D’un côté, les scientifiques y voient un simple grondement d’infrasons. De l’autre, les conteurs comme Bernard Moly, figure du Musée Aquarium, entretiennent la poésie d’un banc qui « parle aux hommes qui savent écouter ». Deux visions, une seule émotion : le frisson salé d’Arguin.

Le Banc d’Arguin face aux défis de 2024

L’hiver dernier, la tempête Ciarán a arraché 12 % de la végétation pionnière. Le Conservatoire du littoral lance donc un plan de restauration réparti sur trois ans :

  1. Replantation de 25 000 oyats (ammophiles) avant mars 2025.
  2. Pose de ganivelles biodégradables pour piéger le sable.
  3. Campagne participative avec les écoles d’Arcachon dès septembre.

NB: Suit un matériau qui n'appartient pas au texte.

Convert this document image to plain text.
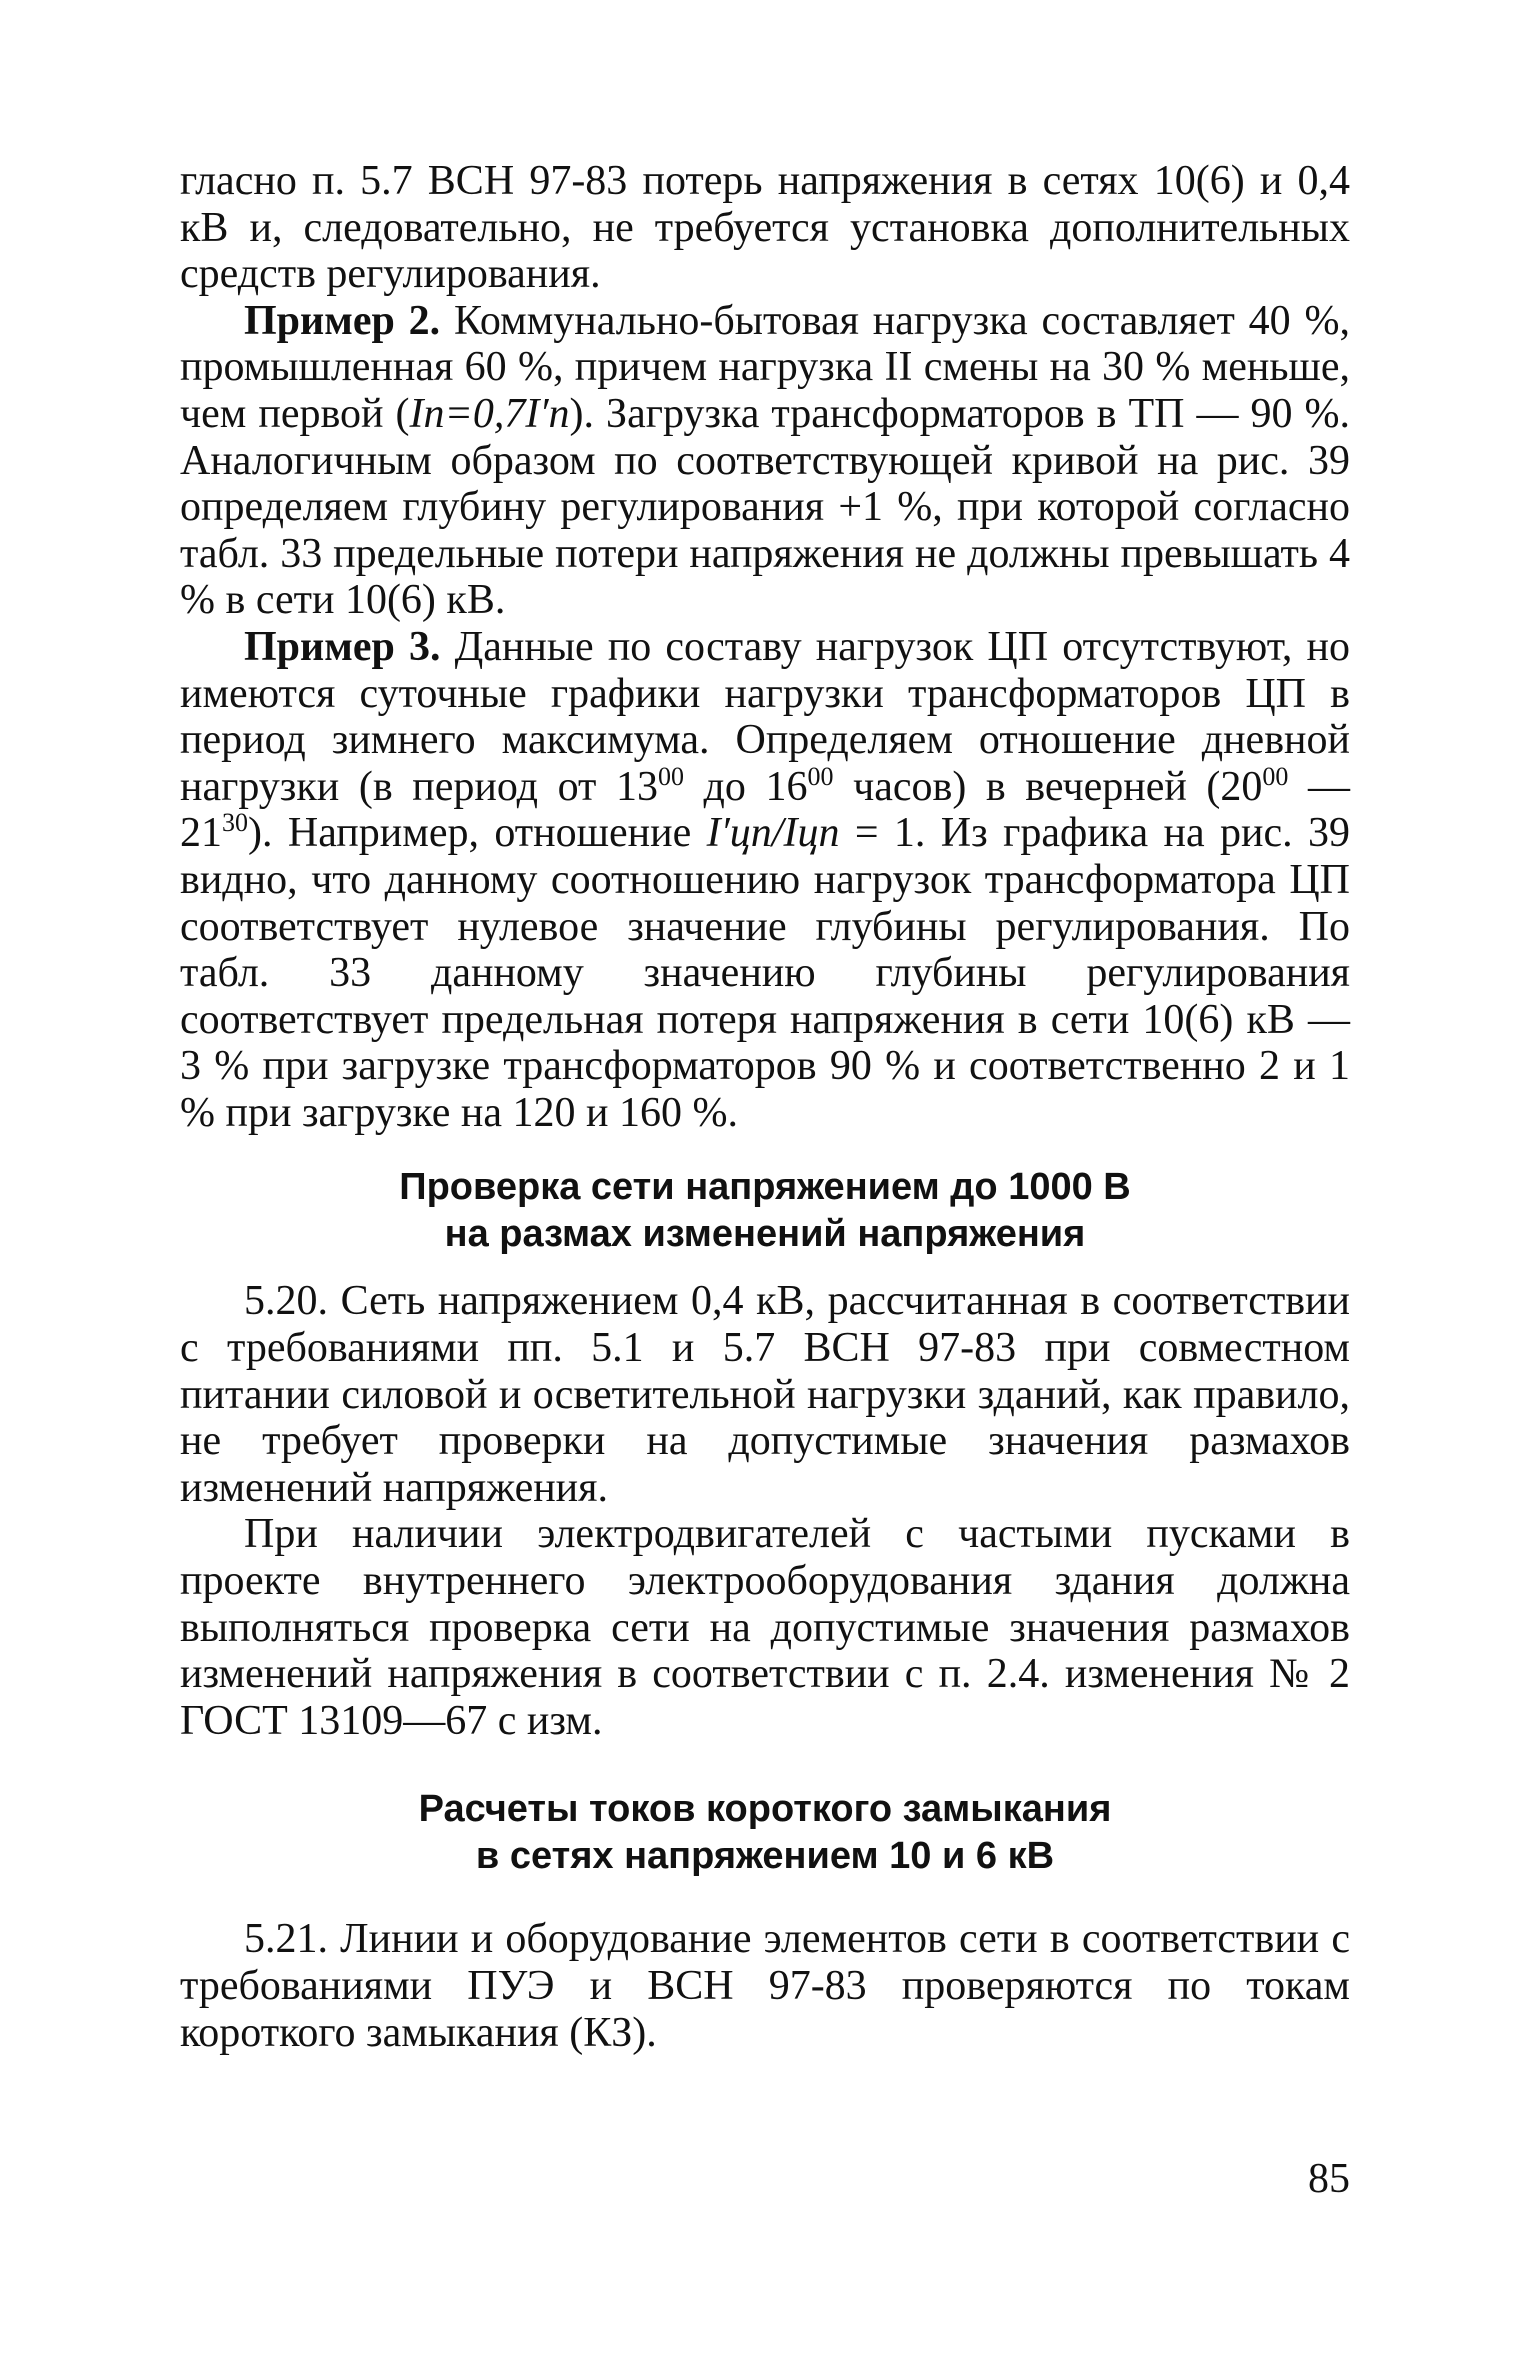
гласно п. 5.7 ВСН 97-83 потерь напряжения в сетях 10(6) и 0,4 кВ и, следовательно, не требуется установка дополнительных средств регулирования.

Пример 2. Коммунально-бытовая нагрузка составляет 40 %, промышленная 60 %, причем нагрузка II смены на 30 % меньше, чем первой (Iп=0,7I′п). Загрузка трансформаторов в ТП — 90 %. Аналогичным образом по соответствующей кривой на рис. 39 определяем глубину регулирования +1 %, при которой согласно табл. 33 предельные потери напряжения не должны превышать 4 % в сети 10(6) кВ.

Пример 3. Данные по составу нагрузок ЦП отсутствуют, но имеются суточные графики нагрузки трансформаторов ЦП в период зимнего максимума. Определяем отношение дневной нагрузки (в период от $13^{00}$ до $16^{00}$ часов) в вечерней ($20^{00}$ — $21^{30}$). Например, отношение I′цп/Iцп = 1. Из графика на рис. 39 видно, что данному соотношению нагрузок трансформатора ЦП соответствует нулевое значение глубины регулирования. По табл. 33 данному значению глубины регулирования соответствует предельная потеря напряжения в сети 10(6) кВ — 3 % при загрузке трансформаторов 90 % и соответственно 2 и 1 % при загрузке на 120 и 160 %.

Проверка сети напряжением до 1000 В
на размах изменений напряжения

5.20. Сеть напряжением 0,4 кВ, рассчитанная в соответствии с требованиями пп. 5.1 и 5.7 ВСН 97-83 при совместном питании силовой и осветительной нагрузки зданий, как правило, не требует проверки на допустимые значения размахов изменений напряжения.

При наличии электродвигателей с частыми пусками в проекте внутреннего электрооборудования здания должна выполняться проверка сети на допустимые значения размахов изменений напряжения в соответствии с п. 2.4. изменения № 2 ГОСТ 13109—67 с изм.

Расчеты токов короткого замыкания
в сетях напряжением 10 и 6 кВ

5.21. Линии и оборудование элементов сети в соответствии с требованиями ПУЭ и ВСН 97-83 проверяются по токам короткого замыкания (КЗ).

85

Parallèlement, la préfecture teste un quota journalier de 1 200 personnes dès juillet 2024, soutenue par la mairie de La Teste-de-Buch. Objectif : maintenir la densité à moins de 0,3 visiteur/m², seuil au-delà duquel les nids sont abandonnés (étude LPO 2021).

Arguin inspirateur : art, saveurs et souvenirs iodés

Le peintre Thibault Laget-Ro expose cet été à la Villa-Toulouse-Lautrec des toiles capturant la lumière vert-absinthe des bancs à mi-marée. En cuisine, le chef étoilé Stéphane Carrade signe un tartare d’huîtres du Grand Banc parfumé aux algues fraîches cueillies… sur Arguin à marée haute, lorsque seuls les initiés savent où marcher.

De mon côté, je garde en mémoire ce 14 mai 2023 : assise sur la lisière sud, j’ai vu un ballet de sternes plonger en piqué, silhouettes fuselées sur fond d’orage mauve. Une minute suspendue, gravée comme une aquarelle vivante.


Fermez les yeux, sentez le sable qui grince sous la semelle. Le Banc d’Arguin n’est pas un simple lieu, c’est une respiration partagée entre la mer, le vent et nous. La prochaine marée redessinera ses courbes ; à vous de venir écouter ce silence bruissant et d’en rapporter, peut-être, le souvenir d’un « chant » discret que seule une âme attentive pourra entendre.